Cis saw the eggs from a warm domestic perspective, cooking, garnishing and serving them. Her photo of a breakfast laid out on the placemat, eggs with a cinnamon roll, water in a glass, coffee, brought back happy memories of Cariboo kitchens, with the coffee fragrant and the conversation relaxed; thanks, Cis!
I am weird, though. And not domestic, at all. Frying an egg was the limit. (And besides, I got hot oil on my lens and had to clean it. Not good.)
I spent some time just looking at the egg. Paying attention. Asking myself questions. And then almost randomly, wandering around to see what seemed to have some association in my mind to the "eggness" of the egg.
One of those associated objects was a bowl of rocks.
An egg is fragile. One crack on the side of the frying pan, and it breaks wide open. A few pecks from the baby -- how tiny and weak he is! -- from inside, and the shell gives way. We crumble the shell in our hands to spread on the garden to discourage slugs, smush a half-dozen into a handful to throw in the trash.
But an egg is incredibly strong. Grab one just right, and you can squeeze with all your strength without breaking it. Cut two egg shells in half, and you can stack books on them, even sometimes stand on them without crumbling them. (Internet Encyclopedia of Science, para.4)
Therefore, rocks.
What makes an egg so sturdy without sacrificing its open-sesame policy for the chicks? The shape. The round sides transmit stress evenly along the walls; it is only when the egg is impacted from a cross-wise direction that it breaks easily. Therefore, we crack the egg against a bowl or the frying pan; the chick pecks at one spot, against the inward curve.
Googling for formulas (how strong is eggshell strong?), I found other fascinating facts:
Did you know (I didn't) that the reason sea-going birds can lay their eggs on narrow rock ledges, without a nice deep nest, is that their eggs have pointy ends?
Murres lay one egg on a bare nesting ledge.
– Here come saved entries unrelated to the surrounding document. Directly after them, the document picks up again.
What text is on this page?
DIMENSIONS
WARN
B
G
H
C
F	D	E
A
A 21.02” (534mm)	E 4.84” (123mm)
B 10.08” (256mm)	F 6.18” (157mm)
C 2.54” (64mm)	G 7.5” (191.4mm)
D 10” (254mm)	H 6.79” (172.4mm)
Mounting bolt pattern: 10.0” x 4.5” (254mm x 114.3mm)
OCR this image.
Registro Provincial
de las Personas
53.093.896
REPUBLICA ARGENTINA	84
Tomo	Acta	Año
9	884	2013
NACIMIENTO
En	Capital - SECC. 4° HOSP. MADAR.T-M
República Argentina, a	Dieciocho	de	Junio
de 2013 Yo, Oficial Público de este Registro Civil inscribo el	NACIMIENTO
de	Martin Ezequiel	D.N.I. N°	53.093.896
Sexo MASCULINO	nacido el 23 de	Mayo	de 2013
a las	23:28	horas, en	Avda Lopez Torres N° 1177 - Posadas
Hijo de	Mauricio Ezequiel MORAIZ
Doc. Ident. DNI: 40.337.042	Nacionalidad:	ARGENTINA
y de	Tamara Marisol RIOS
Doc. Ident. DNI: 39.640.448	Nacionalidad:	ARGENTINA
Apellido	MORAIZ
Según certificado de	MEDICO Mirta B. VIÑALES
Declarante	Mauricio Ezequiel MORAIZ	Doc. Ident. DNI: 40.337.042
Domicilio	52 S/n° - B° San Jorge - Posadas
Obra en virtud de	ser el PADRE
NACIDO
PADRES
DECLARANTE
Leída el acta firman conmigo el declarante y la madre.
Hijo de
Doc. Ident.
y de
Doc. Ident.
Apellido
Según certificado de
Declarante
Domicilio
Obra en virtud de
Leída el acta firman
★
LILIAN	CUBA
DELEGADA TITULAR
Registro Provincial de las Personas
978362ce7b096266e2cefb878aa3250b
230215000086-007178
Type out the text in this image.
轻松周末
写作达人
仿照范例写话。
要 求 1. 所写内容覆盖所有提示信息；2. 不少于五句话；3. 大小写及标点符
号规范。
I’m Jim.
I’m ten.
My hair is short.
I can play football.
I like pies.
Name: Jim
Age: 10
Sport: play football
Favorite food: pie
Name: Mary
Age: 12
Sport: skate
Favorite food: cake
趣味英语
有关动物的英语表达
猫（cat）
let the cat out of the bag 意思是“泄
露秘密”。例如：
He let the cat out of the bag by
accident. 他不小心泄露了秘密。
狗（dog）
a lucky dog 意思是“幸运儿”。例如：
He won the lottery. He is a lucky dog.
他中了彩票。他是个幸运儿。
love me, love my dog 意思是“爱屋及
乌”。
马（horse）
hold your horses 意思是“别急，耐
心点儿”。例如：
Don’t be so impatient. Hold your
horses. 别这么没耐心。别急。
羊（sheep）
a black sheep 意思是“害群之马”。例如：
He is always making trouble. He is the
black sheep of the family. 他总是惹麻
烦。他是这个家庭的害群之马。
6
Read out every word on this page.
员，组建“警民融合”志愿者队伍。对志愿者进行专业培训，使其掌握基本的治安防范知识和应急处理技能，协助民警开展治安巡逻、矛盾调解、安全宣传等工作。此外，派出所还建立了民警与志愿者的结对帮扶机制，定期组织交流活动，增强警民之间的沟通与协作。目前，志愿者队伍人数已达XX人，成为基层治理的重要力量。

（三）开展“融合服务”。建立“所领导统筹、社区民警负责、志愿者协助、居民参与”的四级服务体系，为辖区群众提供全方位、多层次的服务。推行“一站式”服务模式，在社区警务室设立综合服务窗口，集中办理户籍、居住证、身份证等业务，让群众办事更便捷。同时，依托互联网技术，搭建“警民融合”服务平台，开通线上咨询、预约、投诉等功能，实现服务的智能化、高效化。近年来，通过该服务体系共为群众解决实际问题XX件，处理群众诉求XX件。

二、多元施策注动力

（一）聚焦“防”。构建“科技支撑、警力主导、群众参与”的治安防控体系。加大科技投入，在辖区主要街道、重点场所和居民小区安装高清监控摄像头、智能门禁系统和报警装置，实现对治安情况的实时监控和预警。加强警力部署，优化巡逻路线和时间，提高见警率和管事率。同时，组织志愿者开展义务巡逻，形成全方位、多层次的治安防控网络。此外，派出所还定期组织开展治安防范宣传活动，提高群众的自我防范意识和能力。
Their egg is very pointed. If bumped, the egg is more likely to roll in a tight arc than to roll off the cliff. (Royal Alberta Museum)I wonder if that applies also to pigeons that lay eggs on building ledges, held in place with only a loose stick or two? Seagulls, cormorants, etc.?
RAM goes on to explain the eggs of those marsh birds with the nests right down on the wet ground:
Shorebirds normally lay four pointed eggs. In the nest, the eggs are oriented with their pointed ends towards the centre. This minimizes the amount of space needed to form the nest and increases the efficiency of the heat transfer from parent to egg during incubation.Of course, a spherical egg is more economical, conserves heat better, is stronger. But they do roll. Great Horned Owls lay spherical eggs; I think I can assume from this that their nest is deep enough to prevent loss.
So much to learn! What fun!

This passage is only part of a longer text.